The omicron variant continues to spread across the globe. The rapid spread is explained by mutations that make it more transmissible, because it causes more reinfections among people who have already had the disease and can evade some vaccines, and because, according to some preliminary studies, it infects the upper respiratory tract more than the lungs, facilitating its spread.

Rich countries have responded to the increase in cases by promoting booster vaccinations, but the WHO believes that widespread use of these booster doses may instead prolong the pandemic.

Vaccine production has been sufficient to have reached the WHO target of vaccinating 40 per cent of each country's population by September. However, "supply distortions" have meant that half of the member states have not achieved this figure.
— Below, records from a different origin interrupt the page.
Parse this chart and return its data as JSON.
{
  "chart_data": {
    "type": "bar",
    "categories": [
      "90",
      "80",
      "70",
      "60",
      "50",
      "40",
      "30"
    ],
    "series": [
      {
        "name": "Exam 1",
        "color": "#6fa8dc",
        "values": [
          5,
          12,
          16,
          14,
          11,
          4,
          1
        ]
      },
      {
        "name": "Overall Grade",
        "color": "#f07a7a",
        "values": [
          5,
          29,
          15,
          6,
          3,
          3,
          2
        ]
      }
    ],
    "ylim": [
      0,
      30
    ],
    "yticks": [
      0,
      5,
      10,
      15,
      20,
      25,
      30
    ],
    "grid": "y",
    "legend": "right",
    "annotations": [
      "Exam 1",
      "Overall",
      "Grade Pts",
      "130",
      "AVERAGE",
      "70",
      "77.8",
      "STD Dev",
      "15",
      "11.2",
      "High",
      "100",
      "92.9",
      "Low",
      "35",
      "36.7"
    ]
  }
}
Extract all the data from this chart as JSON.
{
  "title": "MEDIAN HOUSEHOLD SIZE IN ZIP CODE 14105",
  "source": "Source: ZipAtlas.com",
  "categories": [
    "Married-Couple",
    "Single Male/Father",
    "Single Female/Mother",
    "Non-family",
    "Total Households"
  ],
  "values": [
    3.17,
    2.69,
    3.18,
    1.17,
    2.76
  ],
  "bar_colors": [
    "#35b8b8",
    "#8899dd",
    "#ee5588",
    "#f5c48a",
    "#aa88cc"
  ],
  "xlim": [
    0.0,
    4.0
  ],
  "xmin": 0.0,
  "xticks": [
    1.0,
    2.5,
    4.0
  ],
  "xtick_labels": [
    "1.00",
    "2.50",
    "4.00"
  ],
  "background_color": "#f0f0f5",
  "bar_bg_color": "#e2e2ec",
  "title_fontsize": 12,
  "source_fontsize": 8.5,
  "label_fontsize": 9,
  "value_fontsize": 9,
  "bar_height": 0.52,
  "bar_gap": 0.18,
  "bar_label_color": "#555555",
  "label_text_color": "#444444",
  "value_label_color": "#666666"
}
The organisation's projections show that vaccine supply should be sufficient to immunise the world's entire adult population, and to give boosters to high-risk populations, by the first quarter of 2022.

However, they warn that there will not be enough doses to extend boosters to all adults until later in 2022. So they again call on governments and manufacturers to prioritise COVAX, which has already delivered more than 850 million doses, and the African Union's vaccine procurement fund to ensure that all countries reach the 40% target as soon as possible, and 70% by mid-2022.

WHO insists that vaccines are only part of the puzzle and need to be accompanied by other protective measures: avoiding crowded, enclosed and confined spaces; keeping a physical distance from others; washing hands frequently; wearing a mask; coughing or sneezing into a bent elbow or tissue; and adequately ventilating indoor spaces.